Sports

Sports Desk: A season is lost, but Senior Night is saved

Dorrie Jackson Memorial Field at Greenport High School was aglow Friday night. Its green field was lined, marked and shining under the lights. The scoreboard was lit and spectators were in the stands. The scene was typical for a Friday night in October in Porterland.

What wasn’t typical, however, was just about everything else about the occasion.

When the Greenport/Southold/Mattituck high school football team’s final two games of the season were canceled last week because the Porters did not have enough players, it caused a sensation in the village where Friday night football is embraced as much for being a social occasion as a sporting event.

“People look forward to those Friday nights,” said Chatty Allen, a Porters fan who drives the team’s bus.

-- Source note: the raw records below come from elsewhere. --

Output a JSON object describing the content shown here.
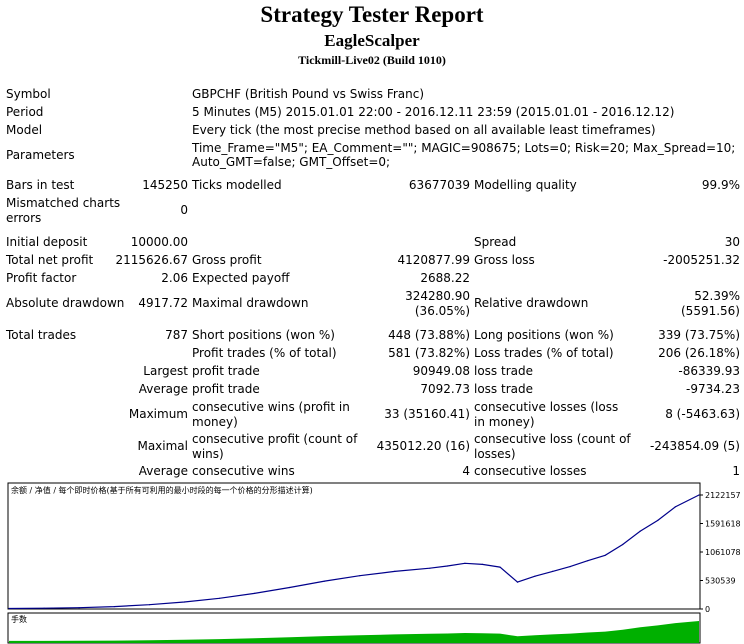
{
  "header": {
    "title": "Strategy Tester Report",
    "expert": "EagleScalper",
    "server": "Tickmill-Live02 (Build 1010)"
  },
  "info": {
    "symbol_label": "Symbol",
    "symbol_value": "GBPCHF (British Pound vs Swiss Franc)",
    "period_label": "Period",
    "period_value": "5 Minutes (M5) 2015.01.01 22:00 - 2016.12.11 23:59 (2015.01.01 - 2016.12.12)",
    "model_label": "Model",
    "model_value": "Every tick (the most precise method based on all available least timeframes)",
    "params_label": "Parameters",
    "params_line1": "Time_Frame=\"M5\"; EA_Comment=\"\"; MAGIC=908675; Lots=0; Risk=20; Max_Spread=10;",
    "params_line2": "Auto_GMT=false; GMT_Offset=0;"
  },
  "stats": {
    "bars_label": "Bars in test",
    "bars_value": "145250",
    "ticks_label": "Ticks modelled",
    "ticks_value": "63677039",
    "quality_label": "Modelling quality",
    "quality_value": "99.9%",
    "mismatch_label": "Mismatched charts errors",
    "mismatch_value": "0",
    "deposit_label": "Initial deposit",
    "deposit_value": "10000.00",
    "spread_label": "Spread",
    "spread_value": "30",
    "netprofit_label": "Total net profit",
    "netprofit_value": "2115626.67",
    "grossprofit_label": "Gross profit",
    "grossprofit_value": "4120877.99",
    "grossloss_label": "Gross loss",
    "grossloss_value": "-2005251.32",
    "pf_label": "Profit factor",
    "pf_value": "2.06",
    "ep_label": "Expected payoff",
    "ep_value": "2688.22",
    "absdd_label": "Absolute drawdown",
    "absdd_value": "4917.72",
    "maxdd_label": "Maximal drawdown",
    "maxdd_value1": "324280.90",
    "maxdd_value2": "(36.05%)",
    "reldd_label": "Relative drawdown",
    "reldd_value1": "52.39%",
    "reldd_value2": "(5591.56)",
    "tt_label": "Total trades",
    "tt_value": "787",
    "short_label": "Short positions (won %)",
    "short_value": "448 (73.88%)",
    "long_label": "Long positions (won %)",
    "long_value": "339 (73.75%)",
    "pt_label": "Profit trades (% of total)",
    "pt_value": "581 (73.82%)",
    "lt_label": "Loss trades (% of total)",
    "lt_value": "206 (26.18%)",
    "largest_label": "Largest",
    "lpt_label": "profit trade",
    "lpt_value": "90949.08",
    "llt_label": "loss trade",
    "llt_value": "-86339.93",
    "average_label": "Average",
    "apt_label": "profit trade",
    "apt_value": "7092.73",
    "alt_label": "loss trade",
    "alt_value": "-9734.23",
    "maximum_label": "Maximum",
    "mcw_label": "consecutive wins (profit in money)",
    "mcw_value": "33 (35160.41)",
    "mcl_label": "consecutive losses (loss in money)",
    "mcl_value": "8 (-5463.63)",
    "maximal_label": "Maximal",
    "mcp_label": "consecutive profit (count of wins)",
    "mcp_value": "435012.20 (16)",
    "mcloss_label": "consecutive loss (count of losses)",
    "mcloss_value": "-243854.09 (5)",
    "avg2_label": "Average",
    "acw_label": "consecutive wins",
    "acw_value": "4",
    "acl_label": "consecutive losses",
    "acl_value": "1"
  },
  "chart_data": {
    "type": "line",
    "legend": "余额 / 净值 / 每个即时价格(基于所有可利用的最小时段的每一个价格的分形描述计算)",
    "volume_label": "手数",
    "y_ticks": [
      "2122157",
      "1591618",
      "1061078",
      "530539",
      "0"
    ],
    "ylim": [
      0,
      2122157
    ],
    "x": [
      0,
      40,
      80,
      120,
      160,
      200,
      240,
      280,
      320,
      360,
      400,
      440,
      480,
      500,
      520,
      540,
      560,
      580,
      600,
      620,
      640,
      660,
      680,
      700,
      720,
      740,
      760,
      787
    ],
    "y": [
      10000,
      15000,
      25000,
      45000,
      80000,
      130000,
      200000,
      290000,
      400000,
      520000,
      620000,
      700000,
      760000,
      800000,
      850000,
      830000,
      780000,
      500000,
      610000,
      700000,
      790000,
      900000,
      1000000,
      1200000,
      1450000,
      1650000,
      1900000,
      2122157
    ],
    "colors": {
      "balance": "#00008b",
      "volume": "#00b000",
      "axis": "#000000",
      "grid": "#c0c0c0"
    }
  }
}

Player numbers have characteristically been low for the Porters. That’s nothing new. Over the years they have rode that fine line between being able to field the minimally required 16 players for a game and having to forfeit. Last week they fell over that line, though, when they had only 13 healthy players after season-ending injuries to eight players. Junior varsity players did not want to be pulled up to the varsity team, said school officials. It sounded as if the administration had little choice in grudgingly making a decision that was both easy (what were the alternatives?) and gut-wrenching at the same time.

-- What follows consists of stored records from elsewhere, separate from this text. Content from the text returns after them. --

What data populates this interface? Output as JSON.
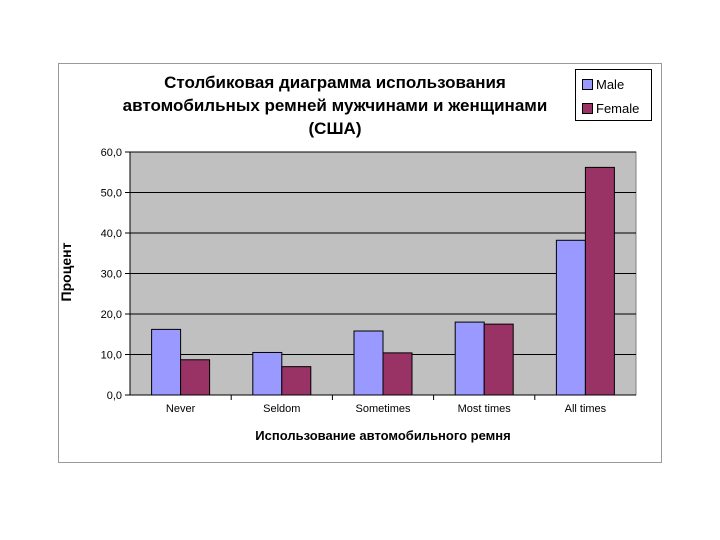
{
  "chart_data": {
    "type": "bar",
    "title_lines": [
      "Столбиковая диаграмма использования",
      "автомобильных ремней  мужчинами и женщинами",
      "(США)"
    ],
    "xlabel": "Использование автомобильного ремня",
    "ylabel": "Процент",
    "categories": [
      "Never",
      "Seldom",
      "Sometimes",
      "Most times",
      "All times"
    ],
    "series": [
      {
        "name": "Male",
        "values": [
          16.2,
          10.5,
          15.8,
          18.0,
          38.2
        ],
        "color": "#9999ff"
      },
      {
        "name": "Female",
        "values": [
          8.7,
          7.0,
          10.4,
          17.5,
          56.2
        ],
        "color": "#993366"
      }
    ],
    "ylim": [
      0,
      60
    ],
    "yticks": [
      "0,0",
      "10,0",
      "20,0",
      "30,0",
      "40,0",
      "50,0",
      "60,0"
    ],
    "plot_background": "#c0c0c0",
    "grid": true,
    "legend_position": "top-right"
  }
}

“I was devastated,” said senior lineman Willie Riggins III.

The record will show that the Porters will finish the season with a 2-6 record, including the two forfeits. That’s not quite how they had envisioned a season that seemed full of promise. But as things went south for the Porters, the playoffs became a long shot, at best. They almost surely would have needed to win both of their last two games against second-place Elwood/John Glenn (6-1) and last-place Wyandanch (0-7) in order to see the postseason.

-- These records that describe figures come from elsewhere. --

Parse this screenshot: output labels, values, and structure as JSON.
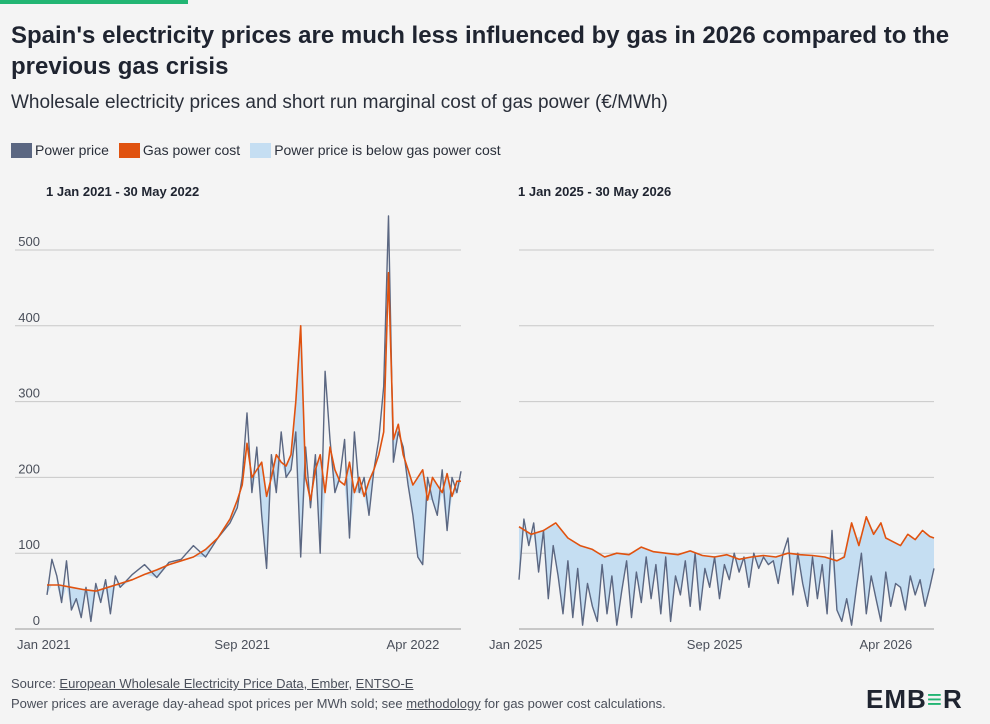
{
  "header": {
    "title": "Spain's electricity prices are much less influenced by gas in 2026 compared to the previous gas crisis",
    "subtitle": "Wholesale electricity prices and short run marginal cost of gas power (€/MWh)"
  },
  "legend": [
    {
      "label": "Power price",
      "color": "#5b6782"
    },
    {
      "label": "Gas power cost",
      "color": "#e0520f"
    },
    {
      "label": "Power price is below gas power cost",
      "color": "#c5def2"
    }
  ],
  "colors": {
    "power": "#5b6782",
    "gas": "#e0520f",
    "fill": "#c5def2",
    "grid": "#c8c8c8"
  },
  "chart_data": [
    {
      "type": "line",
      "title": "1 Jan 2021 - 30 May 2022",
      "x_unit": "month",
      "xlim": [
        "2021-01-01",
        "2022-05-30"
      ],
      "x_ticks": [
        {
          "label": "Jan 2021",
          "x": 0
        },
        {
          "label": "Sep 2021",
          "x": 8
        },
        {
          "label": "Apr 2022",
          "x": 15
        }
      ],
      "ylim": [
        0,
        550
      ],
      "y_ticks": [
        0,
        100,
        200,
        300,
        400,
        500
      ],
      "series": [
        {
          "name": "Power price",
          "x": [
            0,
            0.2,
            0.4,
            0.6,
            0.8,
            1.0,
            1.2,
            1.4,
            1.6,
            1.8,
            2.0,
            2.2,
            2.4,
            2.6,
            2.8,
            3.0,
            3.5,
            4.0,
            4.5,
            5.0,
            5.5,
            6.0,
            6.5,
            7.0,
            7.5,
            7.8,
            8.0,
            8.2,
            8.4,
            8.6,
            8.8,
            9.0,
            9.2,
            9.4,
            9.6,
            9.8,
            10.0,
            10.2,
            10.4,
            10.6,
            10.8,
            11.0,
            11.2,
            11.4,
            11.6,
            11.8,
            12.0,
            12.2,
            12.4,
            12.6,
            12.8,
            13.0,
            13.2,
            13.4,
            13.6,
            13.8,
            14.0,
            14.2,
            14.4,
            14.6,
            14.8,
            15.0,
            15.2,
            15.4,
            15.6,
            15.8,
            16.0,
            16.2,
            16.4,
            16.6,
            16.8,
            16.97
          ],
          "values": [
            45,
            92,
            70,
            35,
            90,
            25,
            40,
            15,
            55,
            10,
            60,
            35,
            65,
            20,
            70,
            55,
            72,
            85,
            68,
            88,
            92,
            110,
            95,
            120,
            140,
            160,
            200,
            285,
            180,
            240,
            150,
            80,
            230,
            180,
            260,
            200,
            210,
            260,
            95,
            240,
            160,
            230,
            100,
            340,
            250,
            180,
            200,
            250,
            120,
            260,
            180,
            200,
            150,
            210,
            250,
            320,
            545,
            220,
            260,
            240,
            190,
            150,
            95,
            85,
            200,
            170,
            150,
            210,
            130,
            200,
            180,
            208
          ]
        },
        {
          "name": "Gas power cost",
          "x": [
            0,
            0.5,
            1.0,
            1.5,
            2.0,
            2.5,
            3.0,
            3.5,
            4.0,
            4.5,
            5.0,
            5.5,
            6.0,
            6.5,
            7.0,
            7.5,
            7.8,
            8.0,
            8.2,
            8.4,
            8.6,
            8.8,
            9.0,
            9.2,
            9.4,
            9.6,
            9.8,
            10.0,
            10.2,
            10.4,
            10.6,
            10.8,
            11.0,
            11.2,
            11.4,
            11.6,
            11.8,
            12.0,
            12.2,
            12.4,
            12.6,
            12.8,
            13.0,
            13.2,
            13.4,
            13.6,
            13.8,
            14.0,
            14.2,
            14.4,
            14.6,
            14.8,
            15.0,
            15.2,
            15.4,
            15.6,
            15.8,
            16.0,
            16.2,
            16.4,
            16.6,
            16.8,
            16.97
          ],
          "values": [
            58,
            58,
            55,
            52,
            50,
            55,
            60,
            65,
            72,
            78,
            85,
            90,
            95,
            105,
            120,
            145,
            170,
            190,
            245,
            200,
            210,
            220,
            175,
            200,
            230,
            220,
            215,
            230,
            300,
            400,
            200,
            170,
            210,
            230,
            180,
            240,
            210,
            195,
            190,
            220,
            180,
            200,
            175,
            195,
            210,
            230,
            260,
            470,
            250,
            270,
            230,
            210,
            190,
            200,
            210,
            170,
            200,
            190,
            180,
            205,
            175,
            195,
            195
          ]
        }
      ]
    },
    {
      "type": "line",
      "title": "1 Jan 2025 - 30 May 2026",
      "x_unit": "month",
      "xlim": [
        "2025-01-01",
        "2026-05-30"
      ],
      "x_ticks": [
        {
          "label": "Jan 2025",
          "x": 0
        },
        {
          "label": "Sep 2025",
          "x": 8
        },
        {
          "label": "Apr 2026",
          "x": 15
        }
      ],
      "ylim": [
        0,
        550
      ],
      "y_ticks": [
        0,
        100,
        200,
        300,
        400,
        500
      ],
      "series": [
        {
          "name": "Power price",
          "x": [
            0,
            0.2,
            0.4,
            0.6,
            0.8,
            1.0,
            1.2,
            1.4,
            1.6,
            1.8,
            2.0,
            2.2,
            2.4,
            2.6,
            2.8,
            3.0,
            3.2,
            3.4,
            3.6,
            3.8,
            4.0,
            4.2,
            4.4,
            4.6,
            4.8,
            5.0,
            5.2,
            5.4,
            5.6,
            5.8,
            6.0,
            6.2,
            6.4,
            6.6,
            6.8,
            7.0,
            7.2,
            7.4,
            7.6,
            7.8,
            8.0,
            8.2,
            8.4,
            8.6,
            8.8,
            9.0,
            9.2,
            9.4,
            9.6,
            9.8,
            10.0,
            10.2,
            10.4,
            10.6,
            10.8,
            11.0,
            11.2,
            11.4,
            11.6,
            11.8,
            12.0,
            12.2,
            12.4,
            12.6,
            12.8,
            13.0,
            13.2,
            13.4,
            13.6,
            13.8,
            14.0,
            14.2,
            14.4,
            14.6,
            14.8,
            15.0,
            15.2,
            15.4,
            15.6,
            15.8,
            16.0,
            16.2,
            16.4,
            16.6,
            16.8,
            16.97
          ],
          "values": [
            65,
            145,
            110,
            140,
            75,
            130,
            40,
            110,
            70,
            20,
            90,
            15,
            80,
            5,
            60,
            30,
            10,
            85,
            20,
            70,
            5,
            50,
            90,
            15,
            75,
            35,
            95,
            40,
            85,
            20,
            95,
            10,
            70,
            45,
            90,
            30,
            100,
            25,
            80,
            55,
            95,
            40,
            85,
            65,
            100,
            75,
            95,
            55,
            100,
            80,
            95,
            85,
            90,
            60,
            100,
            120,
            45,
            100,
            60,
            30,
            95,
            40,
            85,
            20,
            130,
            25,
            10,
            40,
            5,
            55,
            100,
            20,
            70,
            40,
            10,
            75,
            30,
            60,
            55,
            25,
            70,
            45,
            65,
            30,
            55,
            80
          ]
        },
        {
          "name": "Gas power cost",
          "x": [
            0,
            0.5,
            1.0,
            1.5,
            2.0,
            2.5,
            3.0,
            3.5,
            4.0,
            4.5,
            5.0,
            5.5,
            6.0,
            6.5,
            7.0,
            7.5,
            8.0,
            8.5,
            9.0,
            9.5,
            10.0,
            10.5,
            11.0,
            11.5,
            12.0,
            12.5,
            13.0,
            13.3,
            13.6,
            13.9,
            14.2,
            14.5,
            14.8,
            15.0,
            15.3,
            15.6,
            15.9,
            16.2,
            16.5,
            16.8,
            16.97
          ],
          "values": [
            135,
            125,
            130,
            140,
            120,
            110,
            105,
            95,
            100,
            98,
            108,
            102,
            100,
            98,
            103,
            97,
            95,
            98,
            92,
            95,
            97,
            95,
            100,
            98,
            97,
            95,
            90,
            95,
            140,
            110,
            148,
            125,
            140,
            120,
            115,
            110,
            125,
            118,
            130,
            122,
            120
          ]
        }
      ]
    }
  ],
  "footer": {
    "source_prefix": "Source: ",
    "source_link1": "European Wholesale Electricity Price Data, Ember",
    "source_sep": ", ",
    "source_link2": "ENTSO-E",
    "note_prefix": "Power prices are average day-ahead spot prices per MWh sold; see ",
    "note_link": "methodology",
    "note_suffix": " for gas power cost calculations."
  },
  "logo": {
    "part1": "EMB",
    "part2": "≡",
    "part3": "R"
  }
}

But what really seemed to touch a chord for some Porters fans was the loss, for the second year in a row, of Senior Night. Last year the Porters’ Senior Night became a casualty when Hampton Bays forfeit its final game to the Porters. The Porters’ seniors were recognized in a ceremony before their playoff game in Mount Sinai.

This year a flag football game was quickly organized as a stage for the Porters’ senior football players and cheerleaders to have their names announced over the public-address system one more time.

That brought us to this past Friday night for, what? Senior Night Revisited? Senior Night Part II?

“Let’s just call it Senior Night,” said Jim Caliendo, the Greenport athletic director who doubled as the referee on this brisk night for a flag football game between alumni on one side and current Porters players and cheerleaders on the other. A 60-yard field was marked for the game, which consisted of two 10-minute halves.

The game saw a lot of laughing and smiling — not to mention some fantastic plays by the alumni, who came out on top, 36-6.

“It’s something new for everybody, but it was fun,” senior lineman Jarod Tramontana said.

Asked if the flag football game took some of the sting out of a shortened season, Tramontana replied: “Not really. Everybody wishes we could continue. It hurts on the inside.”

Riggins, clutching a football and wearing a Porters football T-shirt, said the resurrected Senior Night did help. “I really enjoyed myself,” he said. “We didn’t get to have our Senior Night, but we had something close to it and I’m actually really happy that everybody came out and supported us at a time when we really needed it.”

This has been an unusual high school football season, to say the least. Babylon — mighty Babylon — has lost three games, believe it or not! When was the last time that happened? A Shoreham-Wading River player, Tom Cutinella, died tragically after a collision in a game, drawing national attention. And now this, a Porters season cut short by a remarkable series of injuries.

The Porters have learned a valuable life lesson. One of their seniors, John Drinkwater, said, “Life moves fast and things change on a dime.”